Quand cela arrive, les autorités israéliennes se mobilisent, non pas pour enlever le maquillage mais pour le rafraichir un peu. L'application de la loi israélienne, très efficace pour blanchir ces crimes, se mobilise très vite pour donner l'apparence d'une enquête sérieuse et approfondie visant à établir la vérité. Et à la fin, chacun de pousser un soupir de soulagement. Tout redevient comme avant. Le sceau de la légalité est accordé et, le plus important, la torture elle-même demeure légale.

Mais pourquoi, demandera-t-on, est-ce qu'Israël se donne tellement de mal avec ce maquillage ? Ne pourrait-il pas simplement dire la vérité et affirmer qu'il est acceptable de torturer des Palestiniens ?

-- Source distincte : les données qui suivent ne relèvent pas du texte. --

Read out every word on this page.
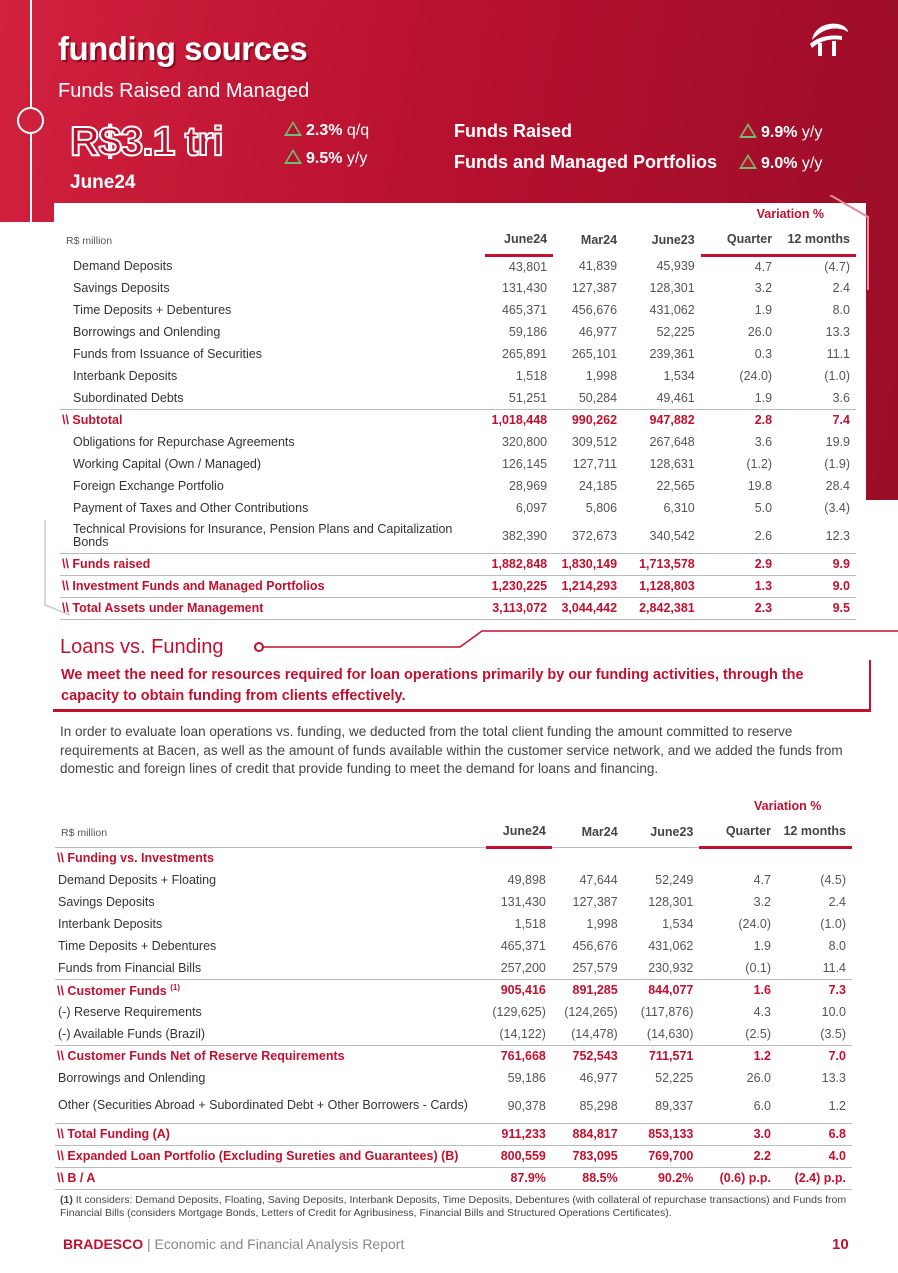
funding sources
Funds Raised and Managed
R$3.1 tri
June24
2.3% q/q
9.5% y/y
Funds Raised
Funds and Managed Portfolios
9.9% y/y
9.0% y/y
				Variation %	
R$ million	June24	Mar24	June23	Quarter	12 months
Demand Deposits	43,801	41,839	45,939	4.7	(4.7)
Savings Deposits	131,430	127,387	128,301	3.2	2.4
Time Deposits + Debentures	465,371	456,676	431,062	1.9	8.0
Borrowings and Onlending	59,186	46,977	52,225	26.0	13.3
Funds from Issuance of Securities	265,891	265,101	239,361	0.3	11.1
Interbank Deposits	1,518	1,998	1,534	(24.0)	(1.0)
Subordinated Debts	51,251	50,284	49,461	1.9	3.6
\\ Subtotal	1,018,448	990,262	947,882	2.8	7.4
Obligations for Repurchase Agreements	320,800	309,512	267,648	3.6	19.9
Working Capital (Own / Managed)	126,145	127,711	128,631	(1.2)	(1.9)
Foreign Exchange Portfolio	28,969	24,185	22,565	19.8	28.4
Payment of Taxes and Other Contributions	6,097	5,806	6,310	5.0	(3.4)
Technical Provisions for Insurance, Pension Plans and Capitalization Bonds	382,390	372,673	340,542	2.6	12.3
\\ Funds raised	1,882,848	1,830,149	1,713,578	2.9	9.9
\\ Investment Funds and Managed Portfolios	1,230,225	1,214,293	1,128,803	1.3	9.0
\\ Total Assets under Management	3,113,072	3,044,442	2,842,381	2.3	9.5
Loans vs. Funding
We meet the need for resources required for loan operations primarily by our funding activities, through the capacity to obtain funding from clients effectively.
In order to evaluate loan operations vs. funding, we deducted from the total client funding the amount committed to reserve requirements at Bacen, as well as the amount of funds available within the customer service network, and we added the funds from domestic and foreign lines of credit that provide funding to meet the demand for loans and financing.
				Variation %	
R$ million	June24	Mar24	June23	Quarter	12 months
\\ Funding vs. Investments					
Demand Deposits + Floating	49,898	47,644	52,249	4.7	(4.5)
Savings Deposits	131,430	127,387	128,301	3.2	2.4
Interbank Deposits	1,518	1,998	1,534	(24.0)	(1.0)
Time Deposits + Debentures	465,371	456,676	431,062	1.9	8.0
Funds from Financial Bills	257,200	257,579	230,932	(0.1)	11.4
\\ Customer Funds $^{(1)}$	905,416	891,285	844,077	1.6	7.3
(-) Reserve Requirements	(129,625)	(124,265)	(117,876)	4.3	10.0
(-) Available Funds (Brazil)	(14,122)	(14,478)	(14,630)	(2.5)	(3.5)
\\ Customer Funds Net of Reserve Requirements	761,668	752,543	711,571	1.2	7.0
Borrowings and Onlending	59,186	46,977	52,225	26.0	13.3
Other (Securities Abroad + Subordinated Debt + Other Borrowers - Cards)	90,378	85,298	89,337	6.0	1.2
\\ Total Funding (A)	911,233	884,817	853,133	3.0	6.8
\\ Expanded Loan Portfolio (Excluding Sureties and Guarantees) (B)	800,559	783,095	769,700	2.2	4.0
\\ B / A	87.9%	88.5%	90.2%	(0.6) p.p.	(2.4) p.p.
(1) It considers: Demand Deposits, Floating, Saving Deposits, Interbank Deposits, Time Deposits, Debentures (with collateral of repurchase transactions) and Funds from Financial Bills (considers Mortgage Bonds, Letters of Credit for Agribusiness, Financial Bills and Structured Operations Certificates).
BRADESCO | Economic and Financial Analysis Report	10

C'est peut-être parce que les Israéliens pensent que « les étrangers ne comprendraient pas. » Peut-être qu'Israël aurait à subir un sérieux effet boomerang contre sa politique et même en subir des conséquences. Mais il y a peut-être une autre raison. La torture, dans son principe, s'en prend à l'humanité d'une personne. Elle fait d'elle une coquille vide, un objet conçu pour faire le mal. Les Israéliens ne peuvent admettre que c'est ainsi qu'ils voient un autre peuple. Quand il leur devient trop difficile de se regarder dans le miroir, le masque vient à point nommé. »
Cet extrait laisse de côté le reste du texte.